Jackie Chan’s American movies are nowhere near as exhilarating as his Hong Kong work, but the man possesses so much charm and physical prowess that he manages to breathe some life into the most tired action comedies (see: Rush Hour or to a lesser extent, Shanghai Noon). That is, until now: “The Tuxedo” is so stupendously inane that it manages to nullify Jackie’s natural charisma.
Chan plays Jimmy Tong, the new chauffeur of playboy millionaire and CSA secret agent Clark Devlin (Jason Isaacs). When Devlin is blown out of service by a skateboard bomb (don’t ask), Tong puts on his boss’ 2 billion dollar Armani tuxedo and suddenly becomes a killing machine (or more accurately, a bruising machine, this is a PG-13 flick after all) and sets out to save the world, with rookie agent Del Blaine (Jennifer Love Hewitt) as a partner.
What anyone saw in Michael J. Wilson and Michael Leeson’s screenplay, I do not know. I guess the basic premise could make for an enjoyable enough kids movie, kind of an Inspector Gadget/James Bond hybrid, but the way that idea is handled is consistently idiotic and unimaginative. For nearly half an hour, Tong does nothing but drive and act as a bumbling, insecure weakling. This is meant to contrast with when he finally puts on the tuxedo and becomes as smooth as it gets, but the tux scenes don’t work much more. What’s the fun in a hero who’s not in control of his body? There’s no tension, as we know the tux will make him beat every assailant and survive every fall. Even when Tong loses the tux, the film doesn’t follow through with the “it was in you all along” cliché and show that Tong can be a hero without the suit. Instead, he just happens to find another tux and we’re in for more of the same gimmicky crap.

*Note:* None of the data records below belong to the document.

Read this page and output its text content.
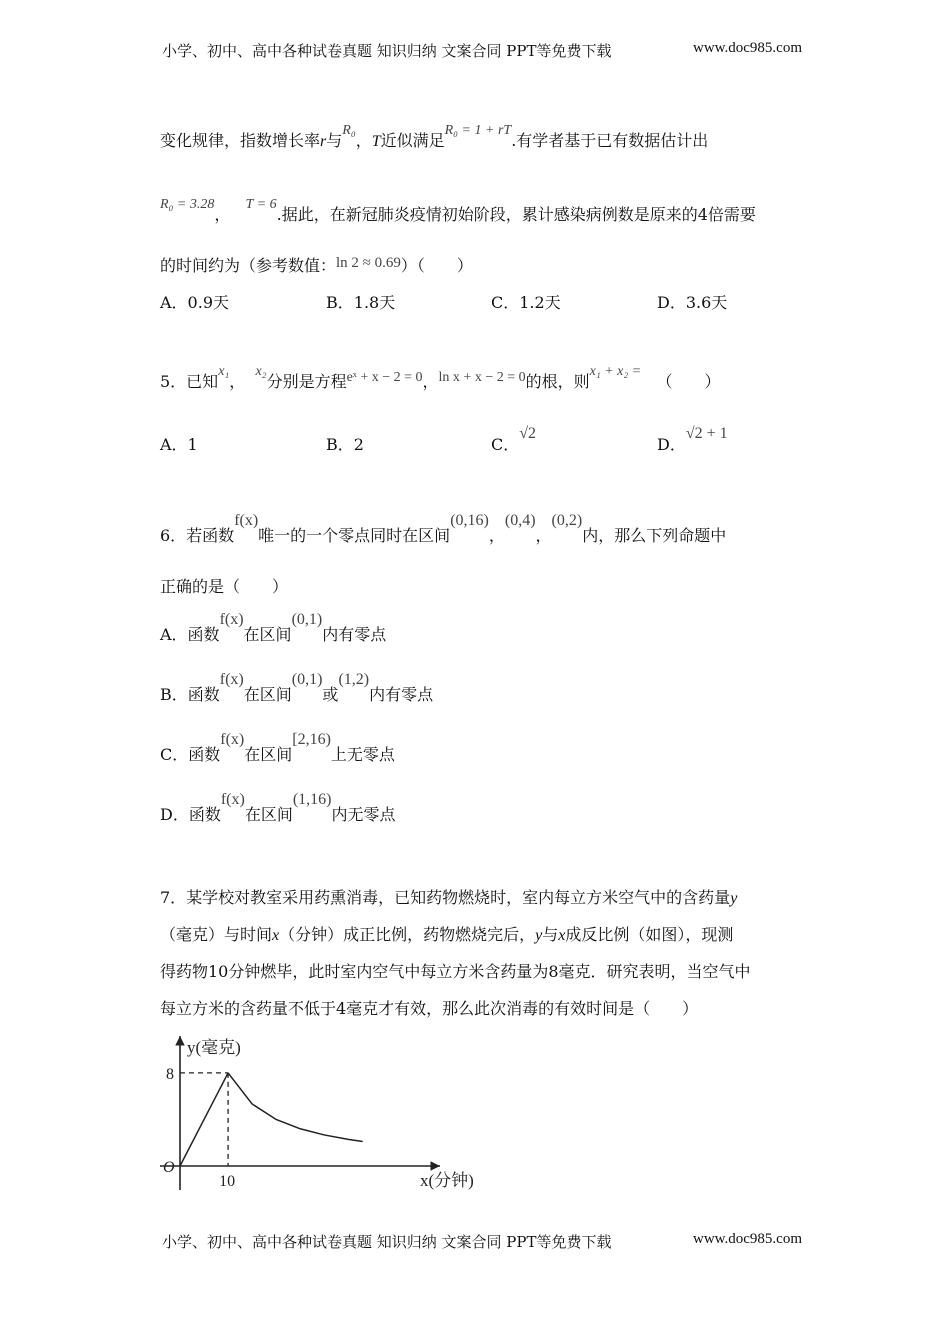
小学、初中、高中各种试卷真题 知识归纳 文案合同 PPT等免费下载	www.doc985.com
变化规律，指数增长率r与R₀，T近似满足R₀ = 1 + rT.有学者基于已有数据估计出
R₀ = 3.28，   T = 6.据此，在新冠肺炎疫情初始阶段，累计感染病例数是原来的4倍需要
的时间约为（参考数值：ln 2 ≈ 0.69）（　　）
A．0.9天	B．1.8天	C．1.2天	D．3.6天
5．已知x₁，  x₂分别是方程eˣ + x − 2 = 0，ln x + x − 2 = 0的根，则x₁ + x₂ =   （　　）
A．1	B．2	C．√2
D．√2 + 1
6．若函数f(x)唯一的一个零点同时在区间(0,16)，(0,4)，(0,2)内，那么下列命题中
正确的是（　　）
A．函数f(x)在区间(0,1)内有零点
B．函数f(x)在区间(0,1)或(1,2)内有零点
C．函数f(x)在区间[2,16)上无零点
D．函数f(x)在区间(1,16)内无零点
7．某学校对教室采用药熏消毒，已知药物燃烧时，室内每立方米空气中的含药量y
（毫克）与时间x（分钟）成正比例，药物燃烧完后，y与x成反比例（如图），现测
得药物10分钟燃毕，此时室内空气中每立方米含药量为8毫克．研究表明，当空气中
每立方米的含药量不低于4毫克才有效，那么此次消毒的有效时间是（　　）
y(毫克)
x(分钟)
O
8
10
小学、初中、高中各种试卷真题 知识归纳 文案合同 PPT等免费下载	www.doc985.com
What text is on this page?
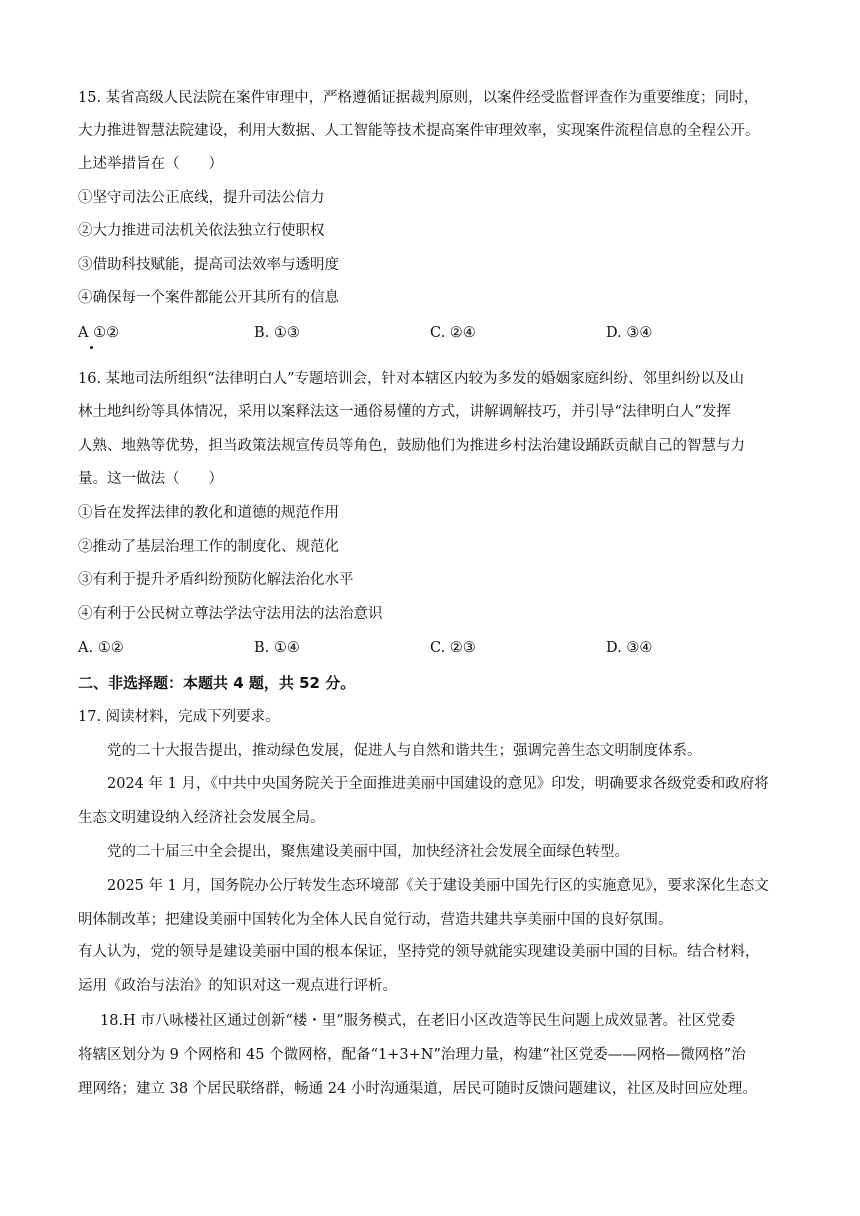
15. 某省高级人民法院在案件审理中，严格遵循证据裁判原则，以案件经受监督评查作为重要维度；同时，
大力推进智慧法院建设，利用大数据、人工智能等技术提高案件审理效率，实现案件流程信息的全程公开。
上述举措旨在（　　）
①坚守司法公正底线，提升司法公信力
②大力推进司法机关依法独立行使职权
③借助科技赋能，提高司法效率与透明度
④确保每一个案件都能公开其所有的信息
A ①②	B. ①③	C. ②④	D. ③④
16. 某地司法所组织“法律明白人”专题培训会，针对本辖区内较为多发的婚姻家庭纠纷、邻里纠纷以及山
林土地纠纷等具体情况，采用以案释法这一通俗易懂的方式，讲解调解技巧，并引导“法律明白人”发挥
人熟、地熟等优势，担当政策法规宣传员等角色，鼓励他们为推进乡村法治建设踊跃贡献自己的智慧与力
量。这一做法（　　）
①旨在发挥法律的教化和道德的规范作用
②推动了基层治理工作的制度化、规范化
③有利于提升矛盾纠纷预防化解法治化水平
④有利于公民树立尊法学法守法用法的法治意识
A. ①②	B. ①④	C. ②③	D. ③④
二、非选择题：本题共 4 题，共 52 分。
17. 阅读材料，完成下列要求。
党的二十大报告提出，推动绿色发展，促进人与自然和谐共生；强调完善生态文明制度体系。
2024 年 1 月，《中共中央国务院关于全面推进美丽中国建设的意见》印发，明确要求各级党委和政府将
生态文明建设纳入经济社会发展全局。
党的二十届三中全会提出，聚焦建设美丽中国，加快经济社会发展全面绿色转型。
2025 年 1 月，国务院办公厅转发生态环境部《关于建设美丽中国先行区的实施意见》，要求深化生态文
明体制改革；把建设美丽中国转化为全体人民自觉行动，营造共建共享美丽中国的良好氛围。
有人认为，党的领导是建设美丽中国的根本保证，坚持党的领导就能实现建设美丽中国的目标。结合材料，
运用《政治与法治》的知识对这一观点进行评析。
18.H 市八咏楼社区通过创新“楼・里”服务模式，在老旧小区改造等民生问题上成效显著。社区党委
将辖区划分为 9 个网格和 45 个微网格，配备“1+3+N”治理力量，构建“社区党委——网格—微网格”治
理网络；建立 38 个居民联络群，畅通 24 小时沟通渠道，居民可随时反馈问题建议，社区及时回应处理。
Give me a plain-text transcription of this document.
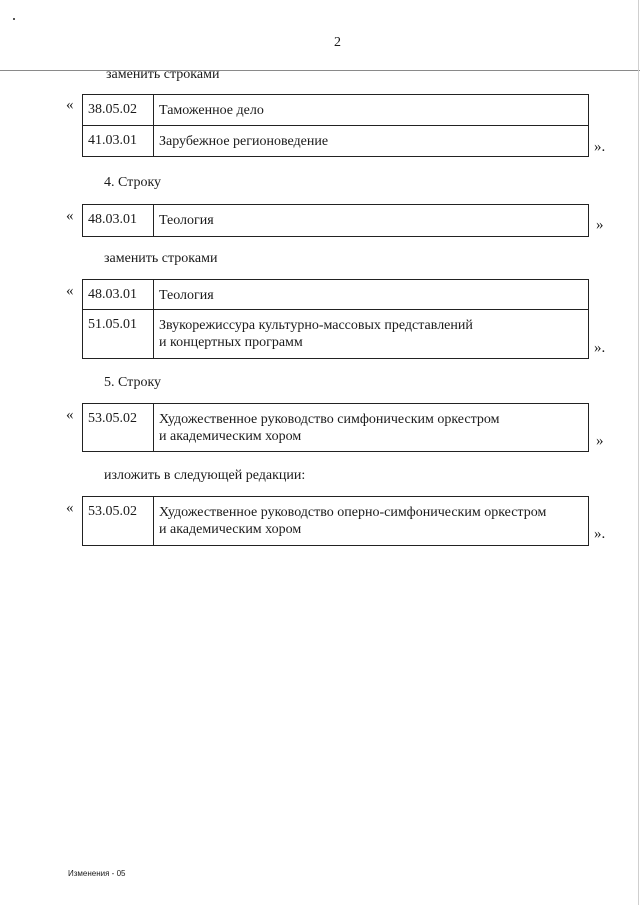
2
заменить строками
« 38.05.02	Таможенное дело
41.03.01	Зарубежное регионоведение	».
4. Строку
« 48.03.01	Теология	»
заменить строками
« 48.03.01	Теология
51.05.01	Звукорежиссура культурно-массовых представлений
и концертных программ	».
5. Строку
« 53.05.02	Художественное руководство симфоническим оркестром
и академическим хором	»
изложить в следующей редакции:
« 53.05.02	Художественное руководство оперно-симфоническим оркестром
и академическим хором	».
Изменения - 05
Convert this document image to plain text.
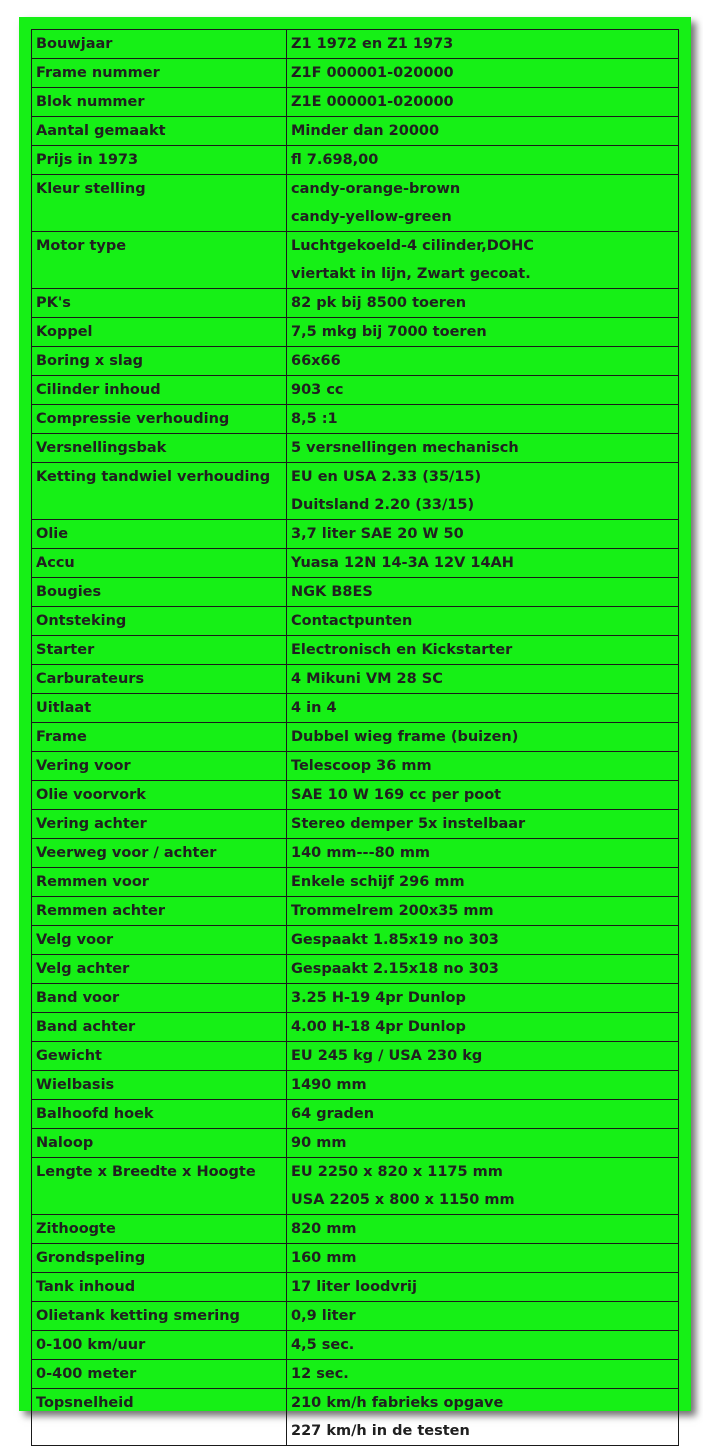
Bouwjaar	Z1 1972 en Z1 1973

Frame nummer	Z1F 000001-020000

Blok nummer	Z1E 000001-020000

Aantal gemaakt	Minder dan 20000

Prijs in 1973	fl 7.698,00

Kleur stelling	candy-orange-brown
candy-yellow-green

Motor type	Luchtgekoeld-4 cilinder,DOHC
viertakt in lijn, Zwart gecoat.

PK's	82 pk bij 8500 toeren

Koppel	7,5 mkg bij 7000 toeren

Boring x slag	66x66

Cilinder inhoud	903 cc

Compressie verhouding	8,5 :1

Versnellingsbak	5 versnellingen mechanisch

Ketting tandwiel verhouding	EU en USA 2.33 (35/15)
Duitsland 2.20 (33/15)

Olie	3,7 liter SAE 20 W 50

Accu	Yuasa 12N 14-3A 12V 14AH

Bougies	NGK B8ES

Ontsteking	Contactpunten

Starter	Electronisch en Kickstarter

Carburateurs	4 Mikuni VM 28 SC

Uitlaat	4 in 4

Frame	Dubbel wieg frame (buizen)

Vering voor	Telescoop 36 mm

Olie voorvork	SAE 10 W 169 cc per poot

Vering achter	Stereo demper 5x instelbaar

Veerweg voor / achter	140 mm---80 mm

Remmen voor	Enkele schijf 296 mm

Remmen achter	Trommelrem 200x35 mm

Velg voor	Gespaakt 1.85x19 no 303

Velg achter	Gespaakt 2.15x18 no 303

Band voor	3.25 H-19 4pr Dunlop

Band achter	4.00 H-18 4pr Dunlop

Gewicht	EU 245 kg / USA 230 kg

Wielbasis	1490 mm

Balhoofd hoek	64 graden

Naloop	90 mm

Lengte x Breedte x Hoogte	EU 2250 x 820 x 1175 mm
USA 2205 x 800 x 1150 mm

Zithoogte	820 mm

Grondspeling	160 mm

Tank inhoud	17 liter loodvrij

Olietank ketting smering	0,9 liter

0-100 km/uur	4,5 sec.

0-400 meter	12 sec.

Topsnelheid	210 km/h fabrieks opgave
227 km/h in de testen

Then you’ve got Ritchie Coster as the villain, who has the most retarded evil scheme: infiltrating the world’s water reservoirs with insects carrying a deadly bacteria, forcing everyone to buy bottled water. Despite numerous boring exposition scenes, the movie never explains how this could make sense. As for the comedy, the less said about it the better. Someone apparently thinks that the idea of Jackie Chan dancing is hilarious, so we get countless scenes of him “shaking his booty”, which is mildly amusing at first but loses its novelty quickly. Then you’ve got tons of immature, witless sex farce, most of it having to do with J-Lo Hewitt’s cleavage. Tee hee. I’ll give the film one thing, having Jackie Chan in a Hooters shirt and with a soul patch on his chin is pretty funny.
“The Tuxedo” is the feature film debut of Kevin Donovan, a commercial director best known for “I. AM. Canadian.” beer ad. That ad made an impression, but what directing skill do you need to point a camera at a guy on a stage ranting about how he’s proud of being Canadian? In the movie, Donovan screws up scene after scene. With the lousy script he had to work with, I can understand that most of the film would drag, but how can you make Jackie Chan fights boring? Donovan manages that by editing them to death with no rhythm or logic. And even when he holds a shot long enough for us to see what Jackie is doing, most of it is special effects. Aren’t the filmmakers aware that the appeal of Chan is in how fast and graceful guy he is? I know he’s getting old, but I’m sure he can still be impressive without the use of wires.
“The Tuxedo” has got to be the worst Jackie Chan vehicle I’ve seen. There’s clearly something wrong when the bloopers reel is more fun than the actual movie.